Isolated congenital complete heart block (CCHB) is a rare disease with significant associated morbidity and mortality. A diagnosis is often made in fetal life, but data regarding long-term outcomes are limited, and fetal therapy to improve prognosis is controversial. In our institution, 85 fetuses were diagnosed with CCHB from 1981 to 2013 in 80 mothers. There were 37 anti-Ro-positive pregnancies, 36 both anti-Ro and anti-La positive, 10 antibody negative, and 2 of unknown antibody status. Antenatal treatments were given in 14 fetuses, with 8 given fluorinated steroids, 4 beta sympathomimetics, and both in 2. Of the original 85, 74 babies survived to delivery. Fetal hydrops was the only risk factor found to be significantly associated with intrauterine death (p <0.001). Four babies died before pacemaker implantation, 56 have had pacemakers implanted, and 14 are pacemaker free. The Kaplan-Meier estimate for median time to pacemaker implantation was 2.6 years, with 15 implanted in the neonatal period.

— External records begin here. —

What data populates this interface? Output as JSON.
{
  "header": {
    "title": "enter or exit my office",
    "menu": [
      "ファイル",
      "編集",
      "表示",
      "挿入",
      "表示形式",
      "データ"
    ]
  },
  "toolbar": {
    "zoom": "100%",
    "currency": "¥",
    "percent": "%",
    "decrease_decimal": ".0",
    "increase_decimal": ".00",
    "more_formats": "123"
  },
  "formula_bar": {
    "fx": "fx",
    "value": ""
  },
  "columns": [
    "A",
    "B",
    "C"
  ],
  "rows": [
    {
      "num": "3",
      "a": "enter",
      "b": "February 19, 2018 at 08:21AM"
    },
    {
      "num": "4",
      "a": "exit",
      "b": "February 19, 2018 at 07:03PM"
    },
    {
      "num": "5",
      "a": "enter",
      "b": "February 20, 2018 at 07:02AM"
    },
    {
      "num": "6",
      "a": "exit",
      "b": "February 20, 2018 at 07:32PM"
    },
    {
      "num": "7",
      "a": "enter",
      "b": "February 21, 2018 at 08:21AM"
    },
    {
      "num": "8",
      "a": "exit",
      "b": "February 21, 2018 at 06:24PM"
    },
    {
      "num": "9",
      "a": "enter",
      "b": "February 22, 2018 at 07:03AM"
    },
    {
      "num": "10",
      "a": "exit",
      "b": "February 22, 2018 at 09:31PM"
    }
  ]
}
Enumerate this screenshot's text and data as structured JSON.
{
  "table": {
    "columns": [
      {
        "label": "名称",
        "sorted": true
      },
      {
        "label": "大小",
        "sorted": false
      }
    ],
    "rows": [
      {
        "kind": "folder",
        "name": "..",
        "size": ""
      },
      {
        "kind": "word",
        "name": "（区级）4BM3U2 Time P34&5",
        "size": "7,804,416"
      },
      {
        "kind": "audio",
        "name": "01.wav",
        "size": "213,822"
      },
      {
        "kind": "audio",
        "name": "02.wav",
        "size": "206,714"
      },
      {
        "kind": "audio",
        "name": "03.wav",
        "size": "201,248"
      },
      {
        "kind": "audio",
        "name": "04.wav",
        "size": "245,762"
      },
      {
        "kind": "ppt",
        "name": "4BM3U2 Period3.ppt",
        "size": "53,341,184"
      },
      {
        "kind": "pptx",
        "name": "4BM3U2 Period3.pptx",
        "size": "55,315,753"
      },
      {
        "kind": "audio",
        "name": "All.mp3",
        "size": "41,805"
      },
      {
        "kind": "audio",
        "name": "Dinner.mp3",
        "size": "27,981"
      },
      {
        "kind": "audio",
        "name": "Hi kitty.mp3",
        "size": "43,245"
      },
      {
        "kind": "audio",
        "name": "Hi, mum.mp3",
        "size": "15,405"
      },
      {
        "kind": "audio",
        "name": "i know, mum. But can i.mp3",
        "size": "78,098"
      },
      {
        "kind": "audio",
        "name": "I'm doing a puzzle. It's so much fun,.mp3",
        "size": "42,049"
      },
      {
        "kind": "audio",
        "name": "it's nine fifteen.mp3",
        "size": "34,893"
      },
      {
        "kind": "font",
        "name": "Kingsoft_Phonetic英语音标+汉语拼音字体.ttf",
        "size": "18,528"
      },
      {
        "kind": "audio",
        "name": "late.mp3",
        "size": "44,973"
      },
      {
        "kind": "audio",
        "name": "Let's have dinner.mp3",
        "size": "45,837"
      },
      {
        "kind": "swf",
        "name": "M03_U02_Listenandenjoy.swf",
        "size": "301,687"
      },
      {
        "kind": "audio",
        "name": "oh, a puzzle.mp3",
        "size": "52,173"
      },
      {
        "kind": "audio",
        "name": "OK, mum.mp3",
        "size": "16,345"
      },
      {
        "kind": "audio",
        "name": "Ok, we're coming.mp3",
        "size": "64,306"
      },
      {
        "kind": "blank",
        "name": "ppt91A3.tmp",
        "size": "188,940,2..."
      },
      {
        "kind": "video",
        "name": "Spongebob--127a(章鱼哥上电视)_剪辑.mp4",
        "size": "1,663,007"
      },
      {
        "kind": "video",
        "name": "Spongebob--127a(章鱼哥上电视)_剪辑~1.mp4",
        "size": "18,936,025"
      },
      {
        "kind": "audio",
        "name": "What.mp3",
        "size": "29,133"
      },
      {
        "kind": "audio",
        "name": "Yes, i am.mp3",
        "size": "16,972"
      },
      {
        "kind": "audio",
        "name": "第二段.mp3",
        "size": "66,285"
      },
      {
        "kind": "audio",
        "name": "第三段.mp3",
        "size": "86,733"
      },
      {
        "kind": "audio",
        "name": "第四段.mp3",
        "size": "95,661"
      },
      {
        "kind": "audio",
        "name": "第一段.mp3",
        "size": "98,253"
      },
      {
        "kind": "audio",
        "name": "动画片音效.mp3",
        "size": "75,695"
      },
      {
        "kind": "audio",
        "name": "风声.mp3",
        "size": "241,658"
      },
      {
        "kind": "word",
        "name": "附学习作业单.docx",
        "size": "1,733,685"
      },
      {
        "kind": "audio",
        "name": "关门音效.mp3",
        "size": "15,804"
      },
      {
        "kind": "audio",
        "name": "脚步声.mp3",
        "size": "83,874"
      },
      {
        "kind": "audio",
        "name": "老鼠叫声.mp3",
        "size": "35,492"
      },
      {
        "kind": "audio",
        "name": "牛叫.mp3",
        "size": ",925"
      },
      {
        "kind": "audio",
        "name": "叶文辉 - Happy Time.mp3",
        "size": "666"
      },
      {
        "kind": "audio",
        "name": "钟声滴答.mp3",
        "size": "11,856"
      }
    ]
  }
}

There have been 14 postnatal deaths, with a Kaplan-Meier estimate of survival at 30 years of 76.8% (95% confidence interval 65% to 90%). Dilated cardiomyopathy was uncommon, occurring in 6 patients. Prematurity and hydrops were associated with increased postnatal mortality (p = 0.02 and 0.005, respectively). In conclusion, we present the largest single-unit experience of prenatally diagnosed CCHB in the published literature. Our cohort was conservatively managed, with survival similar to those previously published. These data offer insight into the long-term natural history of CCHB.